After several months, Santobello still had not been sentenced. By the time the court considered his sentencing, both Santobello’s defense counsel and the original prosecutor had been replaced. The new prosecutor, unaware of the previous prosecutor’s plea offer, recommended the maximum one-year sentence for Santobello’s crime. Despite Santobello’s objections, the court issued the maximum sentence. Santobello appealed, but the appellate court affirmed his conviction."
Can a defendant seek a new trial when a new prosecutor fails to abide by the terms of his predecessor’s plea agreement?
Media for Santobello v. New York
Audio Transcription for Oral Argument - November 15, 1971 in Santobello v. New York
Warren E. Burger:
We will hear arguments next in number 98, Santobello against New York.
Mr. Anolik you may proceed whenever you are ready.
Mr. Chief Justice and may it please the Court.
This case is here on certiorari to the appeal provision of the Supreme Court of the State of New York which affirmed a judgment of the Supreme Court Bronx County convicting Santobello, the petitioner of possession of Gambling Records in the Second Degree as a misdemeanor upon his plea of guilty.
The issue before this Court is whether or not but for a promise --
-- which admittedly was articulated by the Assistant District Attorney to refrain from any recommendation with respect to sentence, Santobello would have pled guilty in the first place.

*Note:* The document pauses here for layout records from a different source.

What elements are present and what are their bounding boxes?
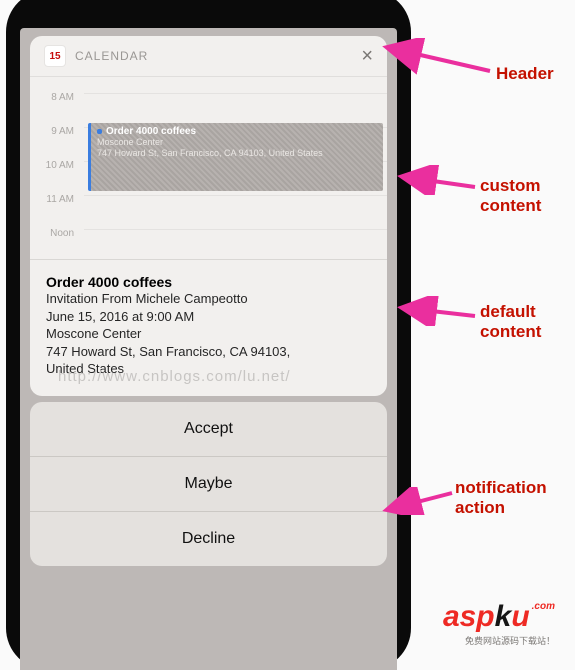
annotation-custom: custom content bbox=[480, 176, 570, 216]
arrow-icon bbox=[395, 165, 480, 195]
calendar-icon: 15 bbox=[44, 45, 66, 67]
timeline: 8 AM 9 AM 10 AM 11 AM Noon Order 4000 co… bbox=[30, 77, 387, 259]
phone-screen: 15 CALENDAR × 8 AM 9 AM 10 AM 11 AM Noon… bbox=[20, 28, 397, 670]
watermark-text: http://www.cnblogs.com/lu.net/ bbox=[58, 368, 291, 385]
detail-address-1: 747 Howard St, San Francisco, CA 94103, bbox=[46, 343, 371, 361]
arrow-icon bbox=[380, 487, 460, 515]
annotation-default: default content bbox=[480, 302, 570, 342]
detail-location: Moscone Center bbox=[46, 325, 371, 343]
notification-card: 15 CALENDAR × 8 AM 9 AM 10 AM 11 AM Noon… bbox=[30, 36, 387, 396]
logo-subtitle: 免费网站源码下载站！ bbox=[443, 634, 555, 647]
annotation-header: Header bbox=[496, 64, 554, 84]
logo-suffix: .com bbox=[532, 601, 555, 612]
maybe-button[interactable]: Maybe bbox=[30, 457, 387, 512]
event-location: Moscone Center bbox=[97, 137, 377, 148]
arrow-icon bbox=[395, 296, 480, 326]
detail-title: Order 4000 coffees bbox=[46, 274, 371, 290]
event-title: Order 4000 coffees bbox=[106, 126, 196, 137]
hour-label: 11 AM bbox=[30, 195, 84, 205]
hour-label: 9 AM bbox=[30, 127, 84, 137]
close-icon[interactable]: × bbox=[361, 46, 373, 66]
notification-header: 15 CALENDAR × bbox=[30, 36, 387, 77]
event-address: 747 Howard St, San Francisco, CA 94103, … bbox=[97, 148, 377, 159]
detail-datetime: June 15, 2016 at 9:00 AM bbox=[46, 308, 371, 326]
annotation-action: notification action bbox=[455, 478, 565, 518]
hour-label: 8 AM bbox=[30, 93, 84, 103]
hour-label: Noon bbox=[30, 229, 84, 239]
logo-text: asp bbox=[443, 600, 495, 633]
notification-actions: Accept Maybe Decline bbox=[30, 402, 387, 566]
accept-button[interactable]: Accept bbox=[30, 402, 387, 457]
detail-invitation: Invitation From Michele Campeotto bbox=[46, 290, 371, 308]
phone-frame: 15 CALENDAR × 8 AM 9 AM 10 AM 11 AM Noon… bbox=[6, 0, 411, 670]
header-title: CALENDAR bbox=[75, 49, 361, 63]
hour-label: 10 AM bbox=[30, 161, 84, 171]
arrow-icon bbox=[380, 38, 495, 78]
calendar-event-block[interactable]: Order 4000 coffees Moscone Center 747 Ho… bbox=[88, 123, 383, 191]
decline-button[interactable]: Decline bbox=[30, 512, 387, 566]
site-logo: aspku.com 免费网站源码下载站！ bbox=[443, 602, 555, 647]
event-color-dot bbox=[97, 129, 102, 134]
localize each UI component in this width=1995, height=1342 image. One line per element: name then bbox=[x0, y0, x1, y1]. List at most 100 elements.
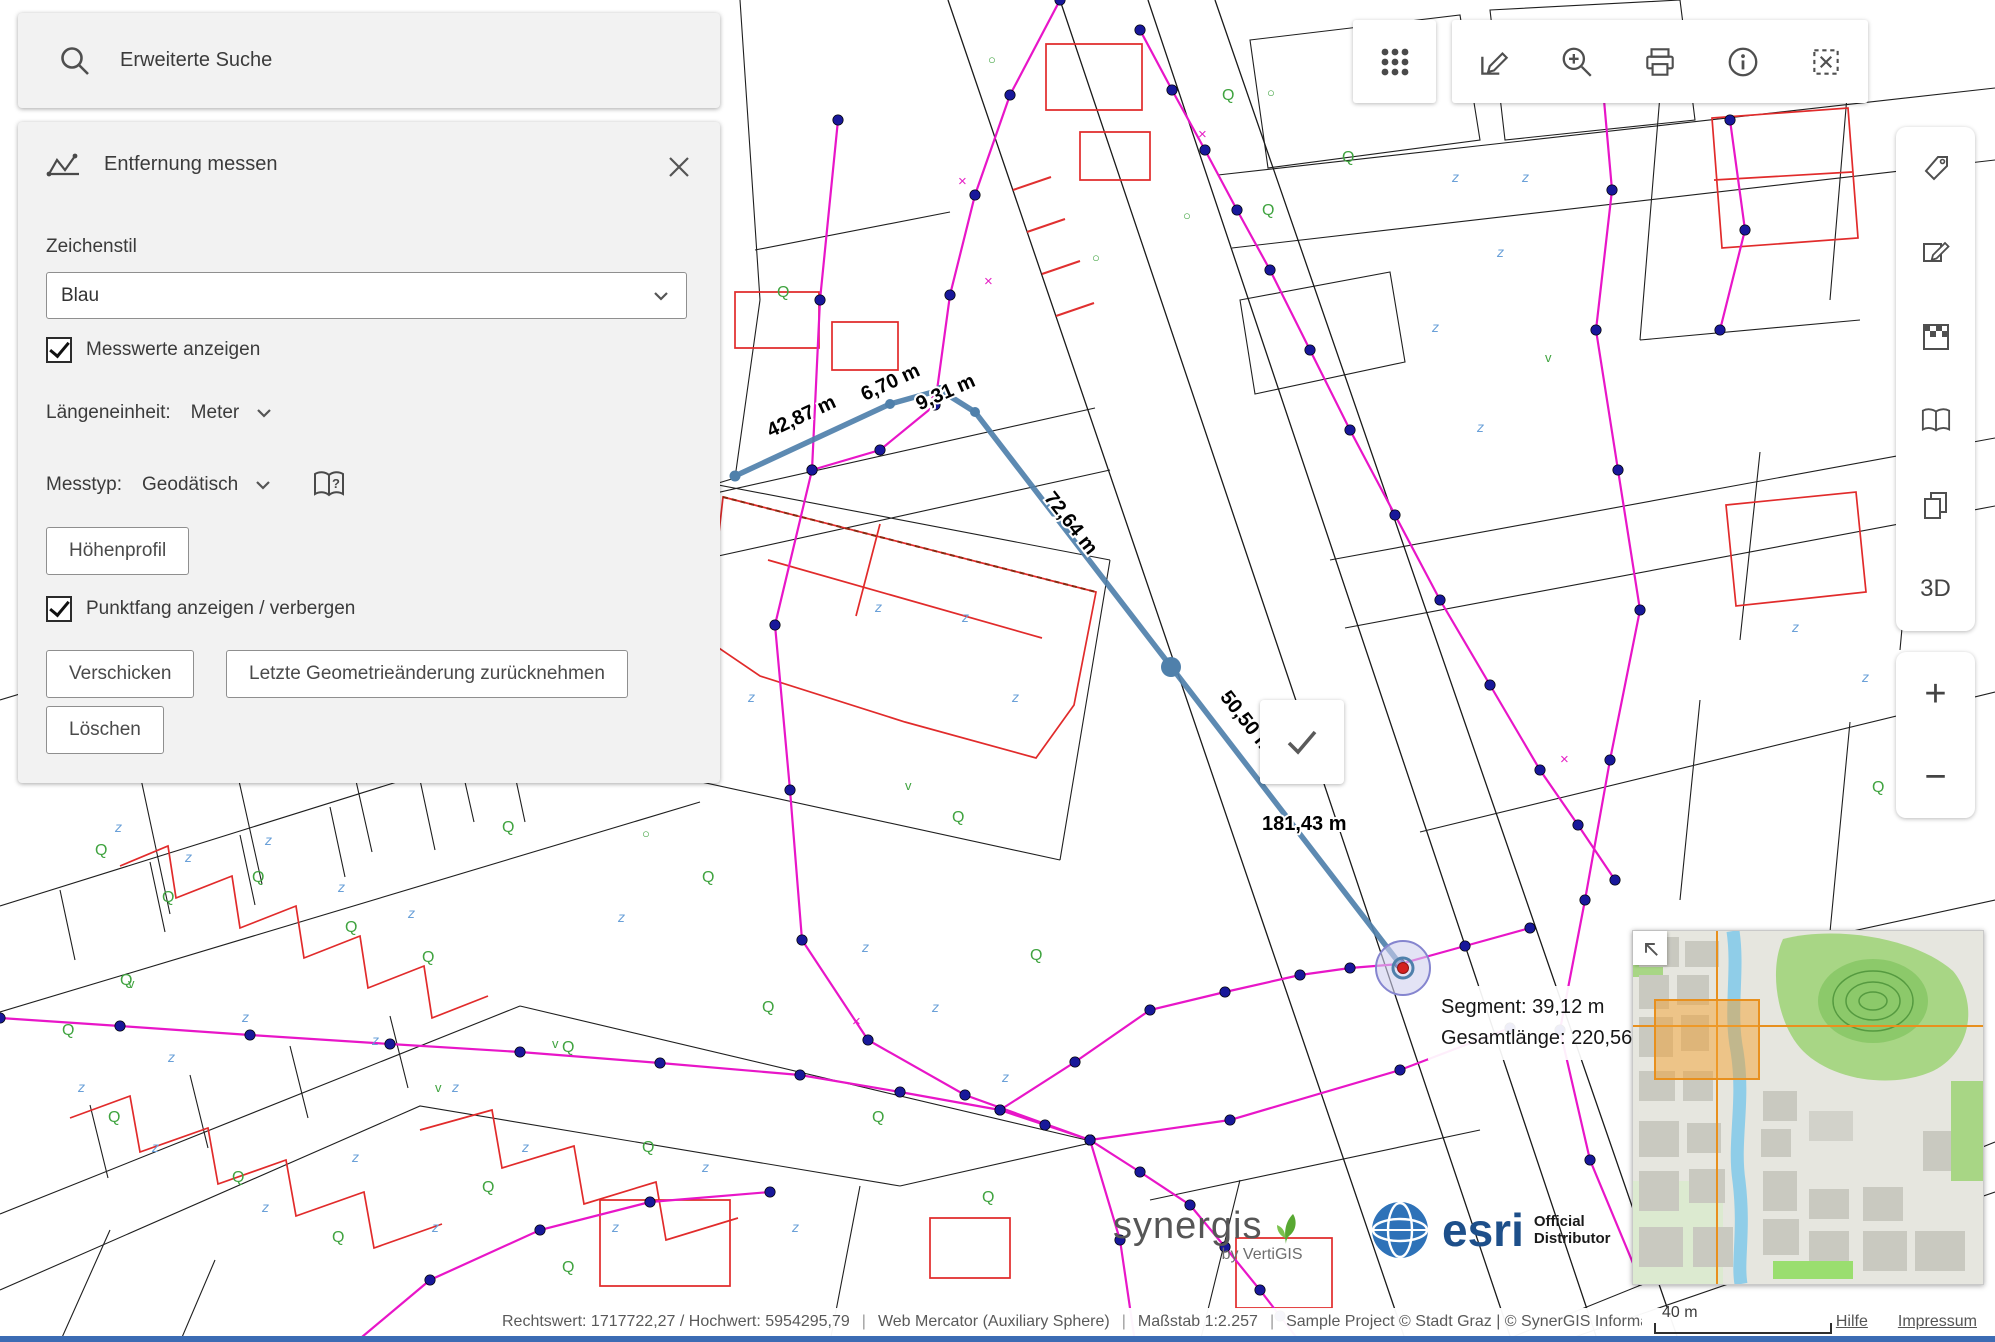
show-values-checkbox[interactable] bbox=[46, 337, 72, 363]
svg-text:z: z bbox=[1861, 669, 1869, 685]
svg-text:z: z bbox=[167, 1049, 175, 1065]
imprint-link[interactable]: Impressum bbox=[1898, 1313, 1977, 1331]
synergis-wordmark: synergis bbox=[1113, 1205, 1263, 1248]
legend-button[interactable] bbox=[1896, 379, 1975, 463]
svg-text:z: z bbox=[264, 832, 272, 848]
measure-distance-panel: Entfernung messen Zeichenstil Blau Messw… bbox=[18, 122, 720, 783]
info-button[interactable] bbox=[1701, 20, 1784, 103]
svg-text:Q: Q bbox=[252, 869, 264, 886]
apps-grid-icon bbox=[1377, 44, 1413, 80]
coordinates-readout: Rechtswert: 1717722,27 / Hochwert: 59542… bbox=[502, 1313, 850, 1331]
copy-view-button[interactable] bbox=[1896, 463, 1975, 547]
svg-text:Q: Q bbox=[62, 1022, 74, 1039]
height-profile-button[interactable]: Höhenprofil bbox=[46, 527, 189, 575]
collapse-corner-icon bbox=[1638, 936, 1662, 960]
length-unit-label: Längeneinheit: bbox=[46, 402, 171, 424]
status-links: Hilfe Impressum bbox=[1836, 1313, 1977, 1331]
scale-readout[interactable]: Maßstab 1:2.257 bbox=[1138, 1313, 1258, 1331]
confirm-measurement-button[interactable] bbox=[1260, 700, 1344, 784]
copyright-attribution: Sample Project © Stadt Graz | © SynerGIS… bbox=[1286, 1313, 1642, 1331]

We maintain that is the only issue before this Court.
At the trial level, the Executive Assistant Mr. Rodka(ph) when asked whether or not a promise had been articulated.
That is when he was asked before the sentencing judge said that the minutes of the plea did not reveal any such promise.
Although he had been personally present at the plea.
Commendably, Mr. Sullivan who was Chief of the Appeals Bureau of that office inquired of Assistant District Attorney Greenfield who had been also present at the plea of guilty with Mr. Rodka and he notified Mr. Sullivan that such a promise had indeed been made.
And that in the briefs before this Court as they were before the appellate Division of the Supreme Court of New York, there is a concession that the promise had in fact been made and broken.
We respectfully maintain that had Mr. Rodka, the Executive Assistant, told Justice Gelanoff who was the sentencing judge in this case that the promise in fact had been made.
One, Justice Gelanoff probably would have permitted a withdrawal of the plea of guilty or two, certainly under the American Bar Associations standards, the District Attorney would have been bound to have assisted the defendant in withdrawing his plea of guilty.
Instead the impression was left with Justice Gelanoff that no such promise had been made.
Direct application on appeal was more solace to Santobello.
Now, in the course of the proceedings --
Now, the promise was that the prosecutor would make no recommendation with respect to Santobello.
That is correct Mr. Justice Stewart.
That was the length and breadth of the promise.
That is correct and we maintain that that has a substantial influence contrary to my illustrious colleague here, we maintain that as a substantial influence upon a sentencing Court.
In their Brief they maintain that judges are never influenced by recommendations or lack of recommendations of the prosecutors.
This particular judge said that he was not influenced, did he not?
That is quite true Justice Stewart he said that.
But we maintain that what he said and the consequences of what he did are quite incompatible.
We maintain that in White v. Gattney (ph) for example the Tenth Circuit case which is adverted to, that there too the judge, said he is not a listed influence.
Since my colleague here went dehors the record so to speak in saying judges are never influenced and incidentally, he is my successor as Chief of the Appeals Bureau on that office.
I think that I can ask this Court to take judicial notice of the fact that judges are frequently influenced by what prosecutor’s say.
So to say that it was diminished or that the judge merely by articulating that he was not influenced is of no solace because it begs the question.